Adaptive MFA Strikes a Better Balance between Simplicity and Security
Adaptive MFA strikes a more acceptable balance between security and what all end users cherish: simplicity.
Since adaptive MFA works with behavioral patterns, geolocation, and trusted IPs, users who regularly work within the same “safe” conditions are not prompted for MFA authentication, which makes their lives much easier. In internal networks, adaptive MFA can even be integrated with single sign-on (SSO). That means those who work on an SSO-enabled device will not even need a password to log in as long as they work from their safe device and within trusted boundaries (IPs, geolocation, etc.).

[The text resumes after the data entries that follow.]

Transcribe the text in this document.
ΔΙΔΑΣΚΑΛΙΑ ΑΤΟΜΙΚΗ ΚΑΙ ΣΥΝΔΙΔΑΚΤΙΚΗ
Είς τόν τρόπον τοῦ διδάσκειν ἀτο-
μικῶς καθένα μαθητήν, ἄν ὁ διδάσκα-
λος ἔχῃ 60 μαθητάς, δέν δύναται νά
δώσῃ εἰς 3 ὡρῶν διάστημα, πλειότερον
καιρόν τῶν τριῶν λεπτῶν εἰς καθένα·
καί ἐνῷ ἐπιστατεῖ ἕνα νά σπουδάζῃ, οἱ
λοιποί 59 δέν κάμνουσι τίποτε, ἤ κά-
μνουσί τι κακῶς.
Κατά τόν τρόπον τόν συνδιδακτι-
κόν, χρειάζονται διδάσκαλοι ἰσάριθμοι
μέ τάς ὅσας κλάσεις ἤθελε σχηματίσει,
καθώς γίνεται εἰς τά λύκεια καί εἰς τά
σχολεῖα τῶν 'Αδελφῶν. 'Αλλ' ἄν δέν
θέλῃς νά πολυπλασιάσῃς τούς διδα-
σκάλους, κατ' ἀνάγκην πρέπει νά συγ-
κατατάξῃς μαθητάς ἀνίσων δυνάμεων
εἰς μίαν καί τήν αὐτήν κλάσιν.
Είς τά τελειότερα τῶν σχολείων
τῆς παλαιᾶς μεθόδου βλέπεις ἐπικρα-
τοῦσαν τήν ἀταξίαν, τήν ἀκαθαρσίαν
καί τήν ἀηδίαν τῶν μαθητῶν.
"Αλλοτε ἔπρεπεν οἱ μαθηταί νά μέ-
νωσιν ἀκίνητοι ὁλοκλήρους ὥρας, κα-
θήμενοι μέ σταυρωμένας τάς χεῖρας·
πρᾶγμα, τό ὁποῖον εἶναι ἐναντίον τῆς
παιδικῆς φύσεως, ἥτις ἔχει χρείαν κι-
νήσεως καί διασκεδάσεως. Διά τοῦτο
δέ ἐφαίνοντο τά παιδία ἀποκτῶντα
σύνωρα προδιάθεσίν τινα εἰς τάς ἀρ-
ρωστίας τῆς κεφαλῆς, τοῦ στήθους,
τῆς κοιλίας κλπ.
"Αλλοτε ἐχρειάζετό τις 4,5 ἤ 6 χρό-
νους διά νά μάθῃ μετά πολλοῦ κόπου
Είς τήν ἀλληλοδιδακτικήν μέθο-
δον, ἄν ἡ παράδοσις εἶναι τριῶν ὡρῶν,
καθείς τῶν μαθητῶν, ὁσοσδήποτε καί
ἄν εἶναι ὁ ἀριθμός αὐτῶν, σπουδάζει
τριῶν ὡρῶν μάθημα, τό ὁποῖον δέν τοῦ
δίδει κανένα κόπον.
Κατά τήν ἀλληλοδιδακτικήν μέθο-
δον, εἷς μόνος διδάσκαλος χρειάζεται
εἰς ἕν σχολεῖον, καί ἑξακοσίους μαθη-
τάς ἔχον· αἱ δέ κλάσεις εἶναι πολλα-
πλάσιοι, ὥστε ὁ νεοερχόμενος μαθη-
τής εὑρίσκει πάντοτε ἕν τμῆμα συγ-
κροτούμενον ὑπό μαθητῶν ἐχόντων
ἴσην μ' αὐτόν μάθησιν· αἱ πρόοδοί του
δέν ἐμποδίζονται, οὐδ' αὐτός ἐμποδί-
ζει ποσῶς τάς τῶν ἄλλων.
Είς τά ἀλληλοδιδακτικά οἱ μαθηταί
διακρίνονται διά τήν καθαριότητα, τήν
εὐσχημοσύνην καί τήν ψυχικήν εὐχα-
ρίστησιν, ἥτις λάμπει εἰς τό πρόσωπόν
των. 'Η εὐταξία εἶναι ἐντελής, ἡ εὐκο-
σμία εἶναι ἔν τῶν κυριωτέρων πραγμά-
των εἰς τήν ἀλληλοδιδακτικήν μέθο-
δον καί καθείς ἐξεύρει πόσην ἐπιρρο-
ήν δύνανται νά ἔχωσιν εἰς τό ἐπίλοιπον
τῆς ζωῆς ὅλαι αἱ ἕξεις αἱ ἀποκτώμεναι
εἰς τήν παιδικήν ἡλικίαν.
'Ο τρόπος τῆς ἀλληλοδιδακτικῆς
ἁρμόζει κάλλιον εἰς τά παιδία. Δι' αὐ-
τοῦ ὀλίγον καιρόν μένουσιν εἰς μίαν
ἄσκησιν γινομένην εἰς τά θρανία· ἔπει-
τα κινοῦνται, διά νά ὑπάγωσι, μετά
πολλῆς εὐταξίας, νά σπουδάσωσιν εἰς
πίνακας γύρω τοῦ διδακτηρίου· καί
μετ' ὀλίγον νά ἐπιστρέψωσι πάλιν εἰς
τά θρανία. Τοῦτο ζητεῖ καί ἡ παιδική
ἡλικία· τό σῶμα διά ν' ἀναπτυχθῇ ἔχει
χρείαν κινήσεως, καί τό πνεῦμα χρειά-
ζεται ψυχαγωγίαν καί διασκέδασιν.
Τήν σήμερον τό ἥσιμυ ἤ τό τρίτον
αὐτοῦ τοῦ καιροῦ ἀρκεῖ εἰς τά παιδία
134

Adding simplicity to security is particularly useful in certain situations:
Where the user is your customer. When an annoyed user is an employee, they will log a ticket, but an annoyed customer takes their business elsewhere. That’s why you’ll notice that e-commerce services such as eBay or Amazon ask for little to no authentication when you log in from the same network and device as usual (this is UEBA at work). But they will prompt you for MFA for more sensitive tasks such as adding or removing a credit card.
In the healthcare industry. Healthcare workers are governed by strict legislation such as HIPAA to protect patients’ personally identifiable information (PII). Adaptive MFA allows them to work more seamlessly while complying with security regulations.

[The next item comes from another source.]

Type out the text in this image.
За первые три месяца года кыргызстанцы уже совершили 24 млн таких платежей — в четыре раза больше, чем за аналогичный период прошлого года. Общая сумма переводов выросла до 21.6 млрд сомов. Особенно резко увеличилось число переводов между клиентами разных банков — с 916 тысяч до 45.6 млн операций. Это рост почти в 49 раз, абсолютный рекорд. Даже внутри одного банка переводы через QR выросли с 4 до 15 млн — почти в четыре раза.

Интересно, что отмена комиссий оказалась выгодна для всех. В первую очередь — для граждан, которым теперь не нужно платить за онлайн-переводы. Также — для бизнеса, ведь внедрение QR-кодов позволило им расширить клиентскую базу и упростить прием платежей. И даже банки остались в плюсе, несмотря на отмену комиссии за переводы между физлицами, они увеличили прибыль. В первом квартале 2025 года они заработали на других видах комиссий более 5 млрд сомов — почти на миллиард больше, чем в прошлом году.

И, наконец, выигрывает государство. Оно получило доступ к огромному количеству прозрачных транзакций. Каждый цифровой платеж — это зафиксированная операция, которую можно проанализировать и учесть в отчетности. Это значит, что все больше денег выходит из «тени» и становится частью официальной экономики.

Mobile. Prompting users for excessive written credentials and swapping between apps for authentication is especially grating on mobile devices. Adaptive MFA makes simplicity and fluency a reality with smartphones.

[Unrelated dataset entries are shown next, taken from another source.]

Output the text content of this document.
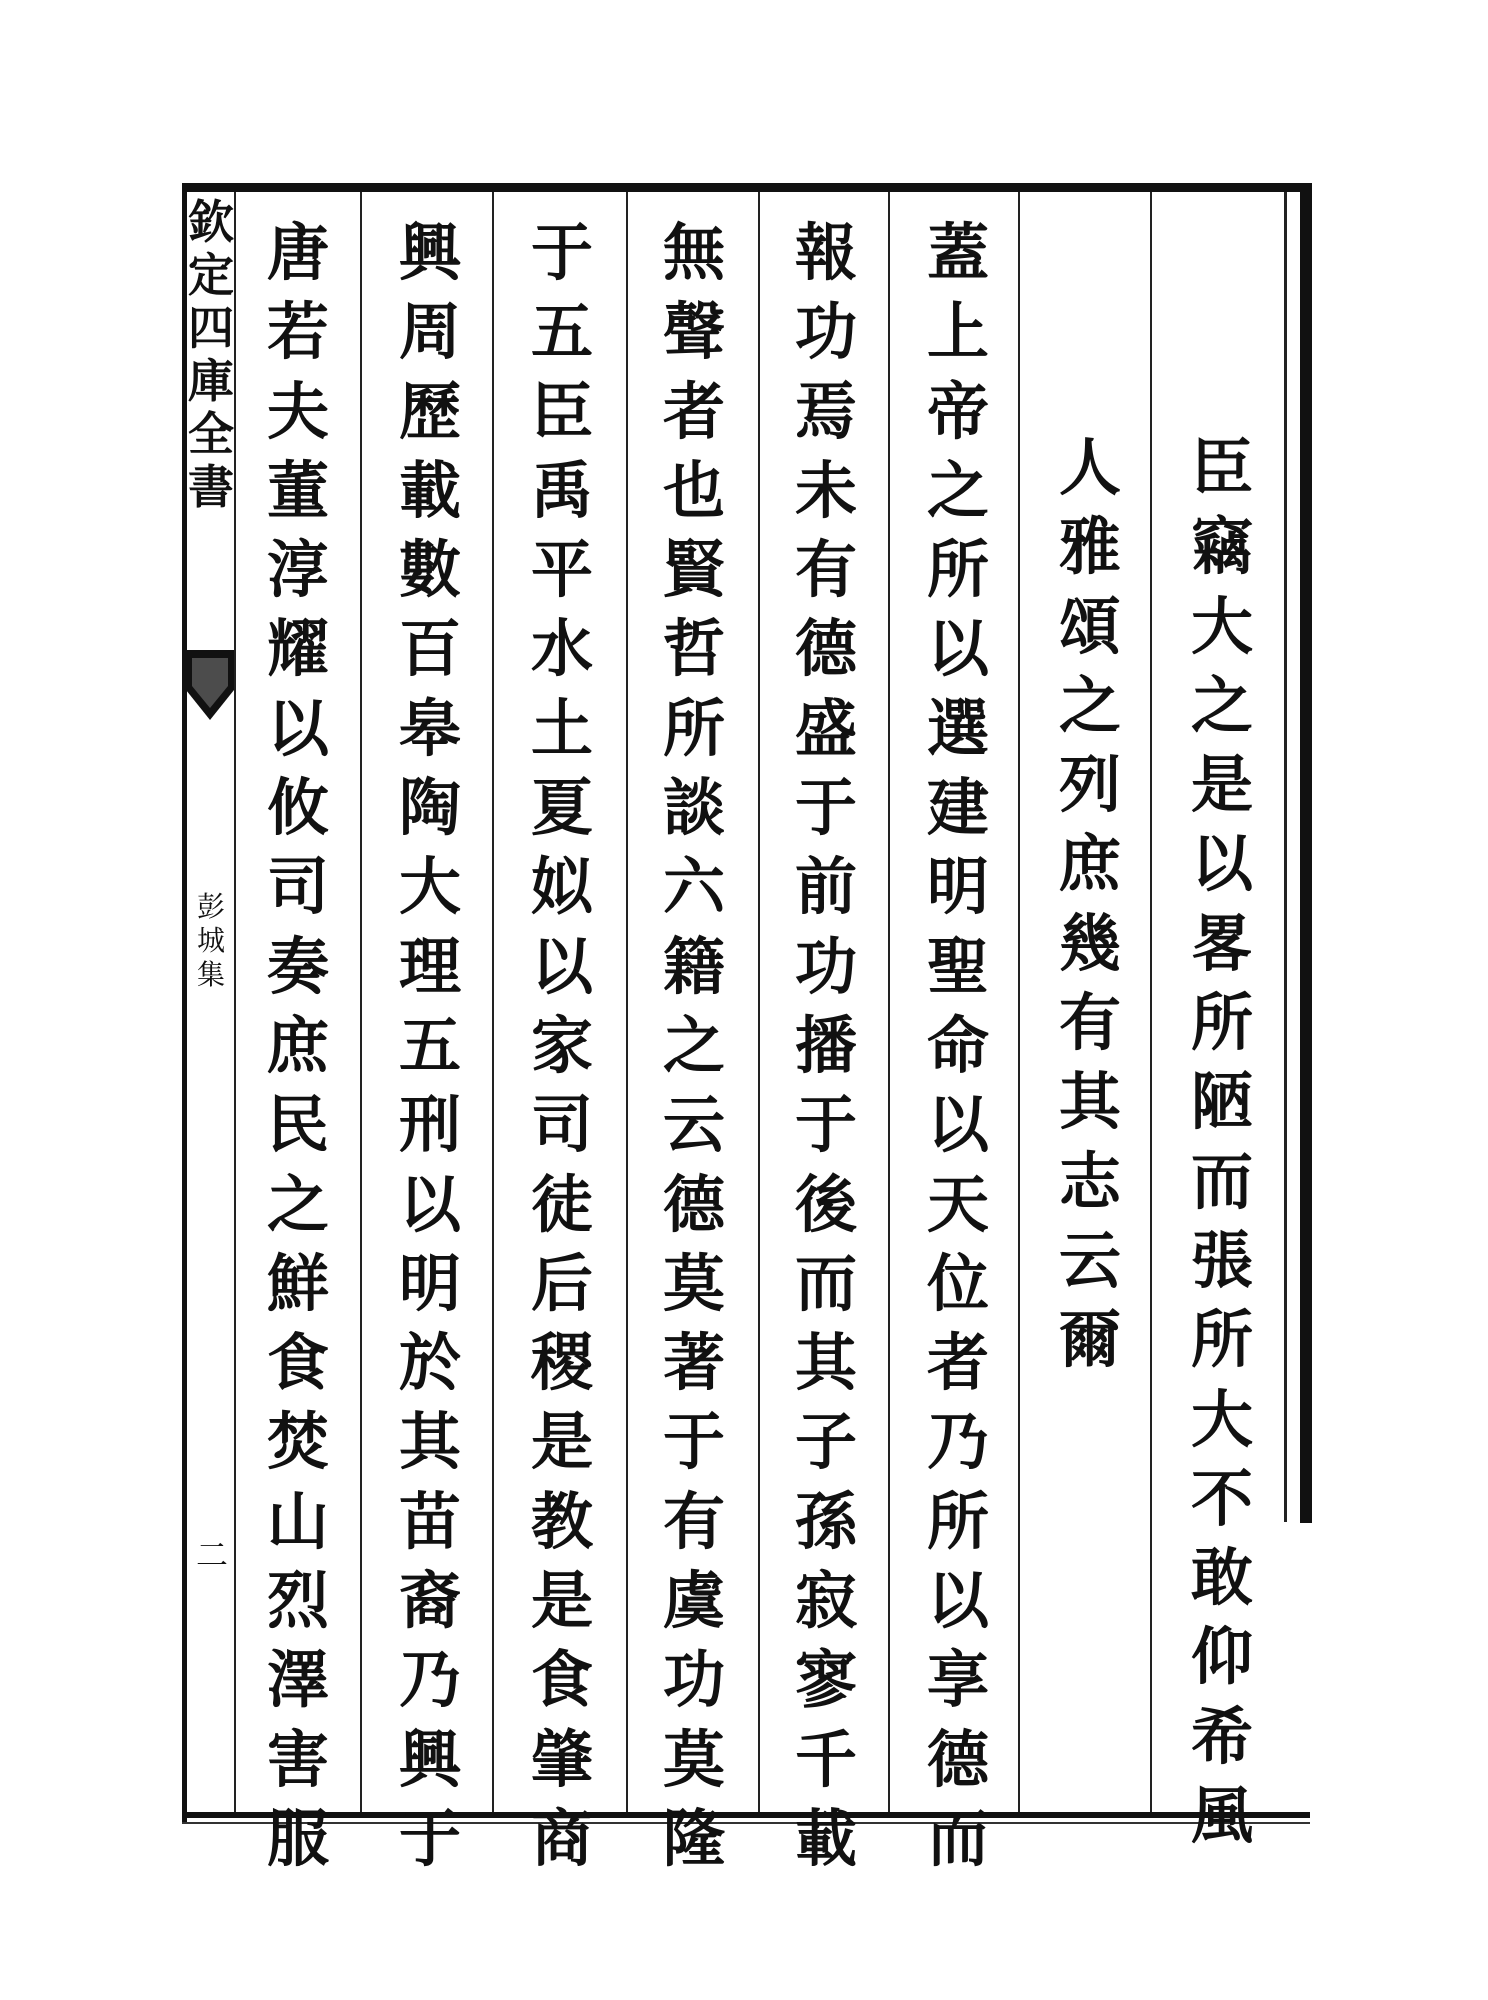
欽
定
四
庫
全
書
彭
城
集
二
臣
竊
大
之
是
以
畧
所
陋
而
張
所
大
不
敢
仰
希
風
人
雅
頌
之
列
庶
幾
有
其
志
云
爾
蓋
上
帝
之
所
以
選
建
明
聖
命
以
天
位
者
乃
所
以
享
德
而
報
功
焉
未
有
德
盛
于
前
功
播
于
後
而
其
子
孫
寂
寥
千
載
無
聲
者
也
賢
哲
所
談
六
籍
之
云
德
莫
著
于
有
虞
功
莫
隆
于
五
臣
禹
平
水
土
夏
姒
以
家
司
徒
后
稷
是
教
是
食
肇
商
興
周
歷
載
數
百
皋
陶
大
理
五
刑
以
明
於
其
苗
裔
乃
興
于
唐
若
夫
董
淳
耀
以
攸
司
奏
庶
民
之
鮮
食
焚
山
烈
澤
害
服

Adaptive MFA Is a Valuable Investment
Security professionals often hit a common roadblock: costs. Decision makers prefer to allocate funds to almost anything but cybersecurity---until it’s already too late, that is.
You might have gathered by now that implementing adaptive MFA requires additional services. These services and the expertise to set up and maintain them come at a cost.
For instance, to achieve adaptive MFA in Azure Active Directory (now called Entra ID), you need to enable MFA for all your users and deploy a Conditional Access policy that defines what IP range (or location) can get through and which will be MFA enforced. You also expand the granularity of adaptive MFA with tools such as risky users and risky sign-ins.
However, costs are subjective to each company’s budget and goals. If you want or need to provide security and simplicity for end users and clients, adaptive MFA can be a worthwhile investment that results in fewer tickets and more customers.
Moreover, simple MFA means more MFA enrollments, which leads to fewer vulnerabilities. This decreases your organization’s chances of becoming the next headline for leaked user data.
Conclusion
Striking a healthy balance between robust security measures and user convenience has always been a challenging feat. Traditional MFA solutions, while effective in enhancing security, often come at the cost of user experience, leading to frustration and reduced productivity. However, as you’ve seen in this article, adaptive MFA emerges as a game-changer. It not only fortifies security but also respects the user’s time and workflow by adjusting authentication requirements based on context and risk level.
Adaptive MFA offers a balanced approach that caters to both security professionals and end users. It ensures robust security without compromising on convenience. Integrating adaptive MFA into your security strategy lets you protect your assets and provide a seamless user experience to foster trust and loyalty among customers and employees alike.